Chicken Shack Christine McVie

For Christine, hard work hasn’t made Perfect

Hard work is not always rewarded, as Christine Perfect is unfortunately finding out. Since leaving Chicken Shack to spend more time with her husband, Fleetwood Mac’s John McVie, then forming her own band and touring again, she has not exactly achieved what a lot of people know she deserves.

It’s rather an odd situation as she has a healthy fan following and always does well in popularity polls. One of her main problems is the total unpredictability of the television companies who used to fight over well-known acts but who now make a habit of booking lesser-knowns at the expense of people like Christine.

“I sat down and added up all the points in my favour and it’s ridiculous,” she explained. “They just won’t give me any TV work. They like the records but they have so much power and they know it.”

She can be excused a modicum of bitterness. It must be very frustrating to have the talent without it being given enough exposure. An endless round of one-nighters isn’t quite the same as a few hours in a TV studio.

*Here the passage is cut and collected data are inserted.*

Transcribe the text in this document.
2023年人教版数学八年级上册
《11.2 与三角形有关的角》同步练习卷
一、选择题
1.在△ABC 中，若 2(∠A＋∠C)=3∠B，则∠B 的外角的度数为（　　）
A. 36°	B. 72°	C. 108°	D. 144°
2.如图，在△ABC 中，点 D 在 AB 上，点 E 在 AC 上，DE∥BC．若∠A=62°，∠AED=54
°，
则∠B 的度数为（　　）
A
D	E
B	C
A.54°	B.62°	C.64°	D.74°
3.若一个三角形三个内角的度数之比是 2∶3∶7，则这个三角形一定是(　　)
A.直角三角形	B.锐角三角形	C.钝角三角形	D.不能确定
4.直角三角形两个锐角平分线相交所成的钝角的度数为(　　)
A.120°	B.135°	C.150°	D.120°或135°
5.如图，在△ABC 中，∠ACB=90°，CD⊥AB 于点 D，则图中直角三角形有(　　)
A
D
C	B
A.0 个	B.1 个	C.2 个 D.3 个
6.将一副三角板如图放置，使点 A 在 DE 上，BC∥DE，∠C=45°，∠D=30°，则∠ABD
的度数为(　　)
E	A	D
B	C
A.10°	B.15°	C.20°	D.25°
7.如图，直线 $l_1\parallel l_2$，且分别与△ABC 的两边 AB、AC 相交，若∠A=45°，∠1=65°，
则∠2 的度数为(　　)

Her last single, “Too Far Gone (To Turn Around)” was released on April 24 and her album is due out in the middle of next month. It has quite a mixture of tracks: a new version of the Chicken Shack hit “I’d Rather Go Blind,” Tony Joe White’s “I Want You,” her single “When You Say,” Ike and Tina Turner’s “Crazy Bout You Baby,” Bobby Bland’s “I’m On My Way” and “Too Far Gone” without the strings and brass. There are also some numbers written by her group which includes the exceptionally good guitarist Top Topham.

But even the album isn’t really making Christine all that happy. When I asked her about it, she smoothed down her blonde hair, creased her brow and replied: “You know how it is with albums, they’re always representative of what you were rather than what you’re doing now… so I’m happy with fifty per cent of it.”

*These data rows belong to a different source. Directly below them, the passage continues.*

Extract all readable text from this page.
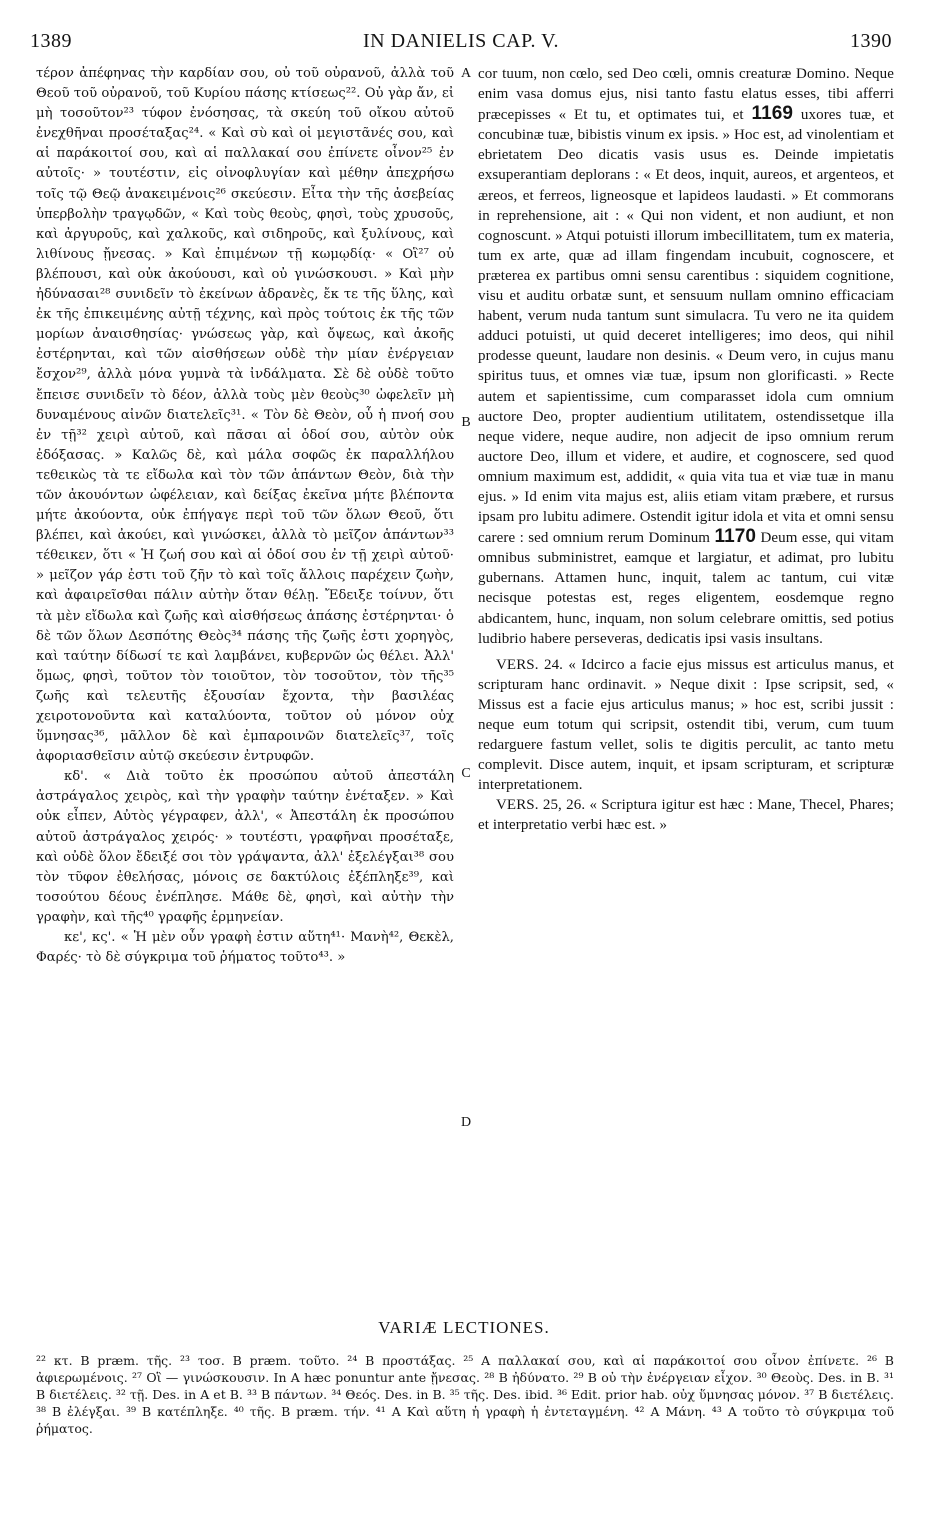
1389	IN DANIELIS CAP. V.	1390

τέρον ἀπέφηνας τὴν καρδίαν σου, οὐ τοῦ οὐρανοῦ, ἀλλὰ τοῦ Θεοῦ τοῦ οὐρανοῦ, τοῦ Κυρίου πάσης κτίσεως²². Οὐ γὰρ ἄν, εἰ μὴ τοσοῦτον²³ τύφον ἐνόσησας, τὰ σκεύη τοῦ οἴκου αὐτοῦ ἐνεχθῆναι προσέταξας²⁴. « Καὶ σὺ καὶ οἱ μεγιστᾶνές σου, καὶ αἱ παράκοιτοί σου, καὶ αἱ παλλακαί σου ἐπίνετε οἶνον²⁵ ἐν αὐτοῖς· » τουτέστιν, εἰς οἰνοφλυγίαν καὶ μέθην ἀπεχρήσω τοῖς τῷ Θεῷ ἀνακειμένοις²⁶ σκεύεσιν. Εἶτα τὴν τῆς ἀσεβείας ὑπερβολὴν τραγῳδῶν, « Καὶ τοὺς θεοὺς, φησὶ, τοὺς χρυσοῦς, καὶ ἀργυροῦς, καὶ χαλκοῦς, καὶ σιδηροῦς, καὶ ξυλίνους, καὶ λιθίνους ᾔνεσας. » Καὶ ἐπιμένων τῇ κωμῳδίᾳ· « Οἳ²⁷ οὐ βλέπουσι, καὶ οὐκ ἀκούουσι, καὶ οὐ γινώσκουσι. » Καὶ μὴν ἠδύνασαι²⁸ συνιδεῖν τὸ ἐκείνων ἀδρανὲς, ἔκ τε τῆς ὕλης, καὶ ἐκ τῆς ἐπικειμένης αὐτῇ τέχνης, καὶ πρὸς τούτοις ἐκ τῆς τῶν μορίων ἀναισθησίας· γνώσεως γὰρ, καὶ ὄψεως, καὶ ἀκοῆς ἐστέρηνται, καὶ τῶν αἰσθήσεων οὐδὲ τὴν μίαν ἐνέργειαν ἔσχον²⁹, ἀλλὰ μόνα γυμνὰ τὰ ἰνδάλματα. Σὲ δὲ οὐδὲ τοῦτο ἔπεισε συνιδεῖν τὸ δέον, ἀλλὰ τοὺς μὲν θεοὺς³⁰ ὠφελεῖν μὴ δυναμένους αἰνῶν διατελεῖς³¹. « Τὸν δὲ Θεὸν, οὗ ἡ πνοή σου ἐν τῇ³² χειρὶ αὐτοῦ, καὶ πᾶσαι αἱ ὁδοί σου, αὐτὸν οὐκ ἐδόξασας. » Καλῶς δὲ, καὶ μάλα σοφῶς ἐκ παραλλήλου τεθεικὼς τὰ τε εἴδωλα καὶ τὸν τῶν ἁπάντων Θεὸν, διὰ τὴν τῶν ἀκουόντων ὠφέλειαν, καὶ δείξας ἐκεῖνα μήτε βλέποντα μήτε ἀκούοντα, οὐκ ἐπήγαγε περὶ τοῦ τῶν ὅλων Θεοῦ, ὅτι βλέπει, καὶ ἀκούει, καὶ γινώσκει, ἀλλὰ τὸ μεῖζον ἁπάντων³³ τέθεικεν, ὅτι « Ἡ ζωή σου καὶ αἱ ὁδοί σου ἐν τῇ χειρὶ αὐτοῦ· » μεῖζον γάρ ἐστι τοῦ ζῆν τὸ καὶ τοῖς ἄλλοις παρέχειν ζωὴν, καὶ ἀφαιρεῖσθαι πάλιν αὐτὴν ὅταν θέλῃ. Ἔδειξε τοίνυν, ὅτι τὰ μὲν εἴδωλα καὶ ζωῆς καὶ αἰσθήσεως ἁπάσης ἐστέρηνται· ὁ δὲ τῶν ὅλων Δεσπότης Θεὸς³⁴ πάσης τῆς ζωῆς ἐστι χορηγὸς, καὶ ταύτην δίδωσί τε καὶ λαμβάνει, κυβερνῶν ὡς θέλει. Ἀλλ' ὅμως, φησὶ, τοῦτον τὸν τοιοῦτον, τὸν τοσοῦτον, τὸν τῆς³⁵ ζωῆς καὶ τελευτῆς ἐξουσίαν ἔχοντα, τὴν βασιλέας χειροτονοῦντα καὶ καταλύοντα, τοῦτον οὐ μόνον οὐχ ὕμνησας³⁶, μᾶλλον δὲ καὶ ἐμπαροινῶν διατελεῖς³⁷, τοῖς ἀφοριασθεῖσιν αὐτῷ σκεύεσιν ἐντρυφῶν.

κδ'. « Διὰ τοῦτο ἐκ προσώπου αὐτοῦ ἀπεστάλη ἀστράγαλος χειρὸς, καὶ τὴν γραφὴν ταύτην ἐνέταξεν. » Καὶ οὐκ εἶπεν, Αὐτὸς γέγραφεν, ἀλλ', « Ἀπεστάλη ἐκ προσώπου αὐτοῦ ἀστράγαλος χειρός· » τουτέστι, γραφῆναι προσέταξε, καὶ οὐδὲ ὅλον ἔδειξέ σοι τὸν γράψαντα, ἀλλ' ἐξελέγξαι³⁸ σου τὸν τῦφον ἐθελήσας, μόνοις σε δακτύλοις ἐξέπληξε³⁹, καὶ τοσούτου δέους ἐνέπλησε. Μάθε δὲ, φησὶ, καὶ αὐτὴν τὴν γραφὴν, καὶ τῆς⁴⁰ γραφῆς ἑρμηνείαν.

κε', κς'. « Ἡ μὲν οὖν γραφὴ ἐστιν αὕτη⁴¹· Μανὴ⁴², Θεκὲλ, Φαρές· τὸ δὲ σύγκριμα τοῦ ῥήματος τοῦτο⁴³. »

A
B
C
D

cor tuum, non cœlo, sed Deo cœli, omnis creaturæ Domino. Neque enim vasa domus ejus, nisi tanto fastu elatus esses, tibi afferri præcepisses « Et tu, et optimates tui, et 1169 uxores tuæ, et concubinæ tuæ, bibistis vinum ex ipsis. » Hoc est, ad vinolentiam et ebrietatem Deo dicatis vasis usus es. Deinde impietatis exsuperantiam deplorans : « Et deos, inquit, aureos, et argenteos, et æreos, et ferreos, ligneosque et lapideos laudasti. » Et commorans in reprehensione, ait : « Qui non vident, et non audiunt, et non cognoscunt. » Atqui potuisti illorum imbecillitatem, tum ex materia, tum ex arte, quæ ad illam fingendam incubuit, cognoscere, et præterea ex partibus omni sensu carentibus : siquidem cognitione, visu et auditu orbatæ sunt, et sensuum nullam omnino efficaciam habent, verum nuda tantum sunt simulacra. Tu vero ne ita quidem adduci potuisti, ut quid deceret intelligeres; imo deos, qui nihil prodesse queunt, laudare non desinis. « Deum vero, in cujus manu spiritus tuus, et omnes viæ tuæ, ipsum non glorificasti. » Recte autem et sapientissime, cum comparasset idola cum omnium auctore Deo, propter audientium utilitatem, ostendissetque illa neque videre, neque audire, non adjecit de ipso omnium rerum auctore Deo, illum et videre, et audire, et cognoscere, sed quod omnium maximum est, addidit, « quia vita tua et viæ tuæ in manu ejus. » Id enim vita majus est, aliis etiam vitam præbere, et rursus ipsam pro lubitu adimere. Ostendit igitur idola et vita et omni sensu carere : sed omnium rerum Dominum 1170 Deum esse, qui vitam omnibus subministret, eamque et largiatur, et adimat, pro lubitu gubernans. Attamen hunc, inquit, talem ac tantum, cui vitæ necisque potestas est, reges eligentem, eosdemque regno abdicantem, hunc, inquam, non solum celebrare omittis, sed potius ludibrio habere perseveras, dedicatis ipsi vasis insultans.

VERS. 24. « Idcirco a facie ejus missus est articulus manus, et scripturam hanc ordinavit. » Neque dixit : Ipse scripsit, sed, « Missus est a facie ejus articulus manus; » hoc est, scribi jussit : neque eum totum qui scripsit, ostendit tibi, verum, cum tuum redarguere fastum vellet, solis te digitis perculit, ac tanto metu complevit. Disce autem, inquit, et ipsam scripturam, et scripturæ interpretationem.

VERS. 25, 26. « Scriptura igitur est hæc : Mane, Thecel, Phares; et interpretatio verbi hæc est. »

VARIÆ LECTIONES.

²² κτ. B præm. τῆς. ²³ τοσ. B præm. τοῦτο. ²⁴ B προστάξας. ²⁵ A παλλακαί σου, καὶ αἱ παράκοιτοί σου οἶνον ἐπίνετε. ²⁶ B ἀφιερωμένοις. ²⁷ Οἳ — γινώσκουσιν. In A hæc ponuntur ante ᾔνεσας. ²⁸ B ἠδύνατο. ²⁹ B οὐ τὴν ἐνέργειαν εἶχον. ³⁰ Θεοὺς. Des. in B. ³¹ B διετέλεις. ³² τῇ. Des. in A et B. ³³ B πάντων. ³⁴ Θεός. Des. in B. ³⁵ τῆς. Des. ibid. ³⁶ Edit. prior hab. οὐχ ὕμνησας μόνον. ³⁷ B διετέλεις. ³⁸ B ἐλέγξαι. ³⁹ B κατέπληξε. ⁴⁰ τῆς. B præm. τήν. ⁴¹ A Καὶ αὕτη ἡ γραφὴ ἡ ἐντεταγμένη. ⁴² A Μάνη. ⁴³ A τοῦτο τὸ σύγκριμα τοῦ ῥήματος.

Christine took the decision to go back on the road when she found the contrast between working with Chicken Shack and looking after John and nothing else was too much.

Her first London concert date at the Drury Lane Theatre Royal was a bit of a disaster, mainly because of a compere who calmly announced: “Next is Christine Perfect, I don’t expect many of you have heard of her.” Very professional.

None the less, Christine enjoys working if not the actual travelling and she knows a lot about venues.

“London audiences seem to be blasé,” she told me. “They’re far better further North. Those pubs that have rooms above are usually very good, the kids seem more relaxed. They have a drink or two and don’t have to worry about sitting down all the time like at a concert, they feel freer to enjoy themselves.”

Things should get better, it’s nice to think they will. How about joining Fleetwood Mac, I joked, after all Peter Green is leaving?

She thought this funny and had to put her pint down rather quickly to avoid spilling it. Then she looked more serious and said: “That’s funny you mention that because Peter introduced me to the audience once and I got an ovation. I was amazed. I did a number with them and it went off great.”